Christie Arntsen, 49, a former teaching assistant from Oxfordshire, is one of several witnesses who have provided written evidence to support Noel’s case. Christie was diagnosed with secondary breast cancer in November 2013. It is incurable and Christie was told she had a 20% chance of surviving five years from diagnosis and a 5% chance of surviving 10 years.
“I have coped with finding out I have secondary breast cancer, chemo, losing all my hair, surgery and radiotherapy. What I find so hard to cope with is that I have no choice about when and how long it will take me to die. Why can’t I go, when the time comes, as myself, and prevent the distress of the last few weeks or months of barely clinging on to life? The thought of my family watching me suffer as I slowly die is incredibly painful.
“I feel so disappointed that currently my only option is to go to Switzerland, but I am so afraid my family would be held responsible for my decision. If I chose Switzerland I would have to end my life earlier to make sure I was well enough to plan and make the journey myself.
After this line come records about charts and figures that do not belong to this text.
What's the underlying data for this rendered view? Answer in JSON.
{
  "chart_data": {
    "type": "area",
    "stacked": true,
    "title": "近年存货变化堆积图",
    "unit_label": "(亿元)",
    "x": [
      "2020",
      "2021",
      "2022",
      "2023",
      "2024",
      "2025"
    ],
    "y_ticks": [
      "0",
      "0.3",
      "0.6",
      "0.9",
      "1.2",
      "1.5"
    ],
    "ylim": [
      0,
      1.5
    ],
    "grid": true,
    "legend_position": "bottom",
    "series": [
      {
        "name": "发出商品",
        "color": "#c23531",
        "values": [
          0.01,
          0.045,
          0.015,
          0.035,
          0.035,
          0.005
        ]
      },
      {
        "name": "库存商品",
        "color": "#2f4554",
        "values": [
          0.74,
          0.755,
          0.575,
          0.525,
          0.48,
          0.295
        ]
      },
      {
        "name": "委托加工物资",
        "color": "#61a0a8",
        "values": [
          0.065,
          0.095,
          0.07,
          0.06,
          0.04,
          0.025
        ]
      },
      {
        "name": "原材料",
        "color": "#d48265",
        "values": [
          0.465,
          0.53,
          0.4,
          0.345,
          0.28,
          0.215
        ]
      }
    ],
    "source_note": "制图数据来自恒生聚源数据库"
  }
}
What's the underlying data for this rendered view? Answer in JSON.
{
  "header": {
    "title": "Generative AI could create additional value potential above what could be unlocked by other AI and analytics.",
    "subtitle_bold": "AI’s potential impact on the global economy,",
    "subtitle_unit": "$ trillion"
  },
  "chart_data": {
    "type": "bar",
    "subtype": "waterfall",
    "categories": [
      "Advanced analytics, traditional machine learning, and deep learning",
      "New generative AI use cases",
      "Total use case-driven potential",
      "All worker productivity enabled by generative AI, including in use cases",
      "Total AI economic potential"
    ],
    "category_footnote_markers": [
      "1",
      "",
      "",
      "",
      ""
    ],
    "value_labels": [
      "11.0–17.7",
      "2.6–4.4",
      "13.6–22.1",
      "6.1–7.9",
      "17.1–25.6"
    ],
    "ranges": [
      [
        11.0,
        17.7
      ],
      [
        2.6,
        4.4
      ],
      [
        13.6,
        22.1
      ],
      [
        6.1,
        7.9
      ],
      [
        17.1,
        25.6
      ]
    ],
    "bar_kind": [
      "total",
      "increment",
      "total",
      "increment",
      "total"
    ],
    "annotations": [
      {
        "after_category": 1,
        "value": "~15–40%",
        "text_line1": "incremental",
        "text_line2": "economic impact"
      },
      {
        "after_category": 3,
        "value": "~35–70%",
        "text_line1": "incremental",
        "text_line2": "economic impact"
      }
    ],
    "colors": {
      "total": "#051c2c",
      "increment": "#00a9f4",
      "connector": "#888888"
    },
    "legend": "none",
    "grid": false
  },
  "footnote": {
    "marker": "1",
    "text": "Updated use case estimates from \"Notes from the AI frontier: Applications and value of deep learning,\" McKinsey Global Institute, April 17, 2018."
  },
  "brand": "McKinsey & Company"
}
“I am so grateful to Noel and his family for bringing assisted dying back into the foreground. I know that from my perspective my life would better if I knew I had a choice about when and where I die – it would make me want to live longer as I would know I was in control of when enough was enough. To me it is obvious that assisted dying should be an option available to terminally ill people; to have this choice is a fundamental human right.”
Sarah Wootton, Chief Executive of Dignity in Dying, said:
“The current law is failing terminally ill people like Noel, Christie and thousands of others by denying them their dignity, stripping away their rights and freedoms and forcing them to choose between horrific scenarios most of us can hardly imagine. Dying people deserve better – they deserve our kindness and compassion; they deserve to be listened to.
“Allowing terminally ill people true choice and control at the end of life, including access to assisted dying under strict safeguards, would not be a step into the unknown. We know that legislation can work safely and effectively, as it has for 20 years in Oregon, USA, since extended to five other states. Canada has also implemented legislation and developments look likely in Australia this year. It is high time the UK took note and stopped lagging behind.
“We look forward to Noel’s case receiving the full and proper consideration it deserves throughout this week in the High Court. Dignity in Dying is behind Noel all the way and we are indebted to him, all those who have provided evidence and the thousands of people who have lent their support.”
Noel’s solicitor Yogi Amin, partner and head of public law and human rights at Irwin Mitchell, added:
“Noel would like the choice to be able to die with dignity. The world has changed phenomenally in the past few decades with many medical advances but the law on assisted dying for those who are terminally ill hasn’t changed for more than 50 years.
“Three judges will hear his case in the High Court over four days which shows the level of importance this Judicial Review has. The Court will be considering detailed evidence and legal arguments about whether a blanket ban breaches our Human Rights law.”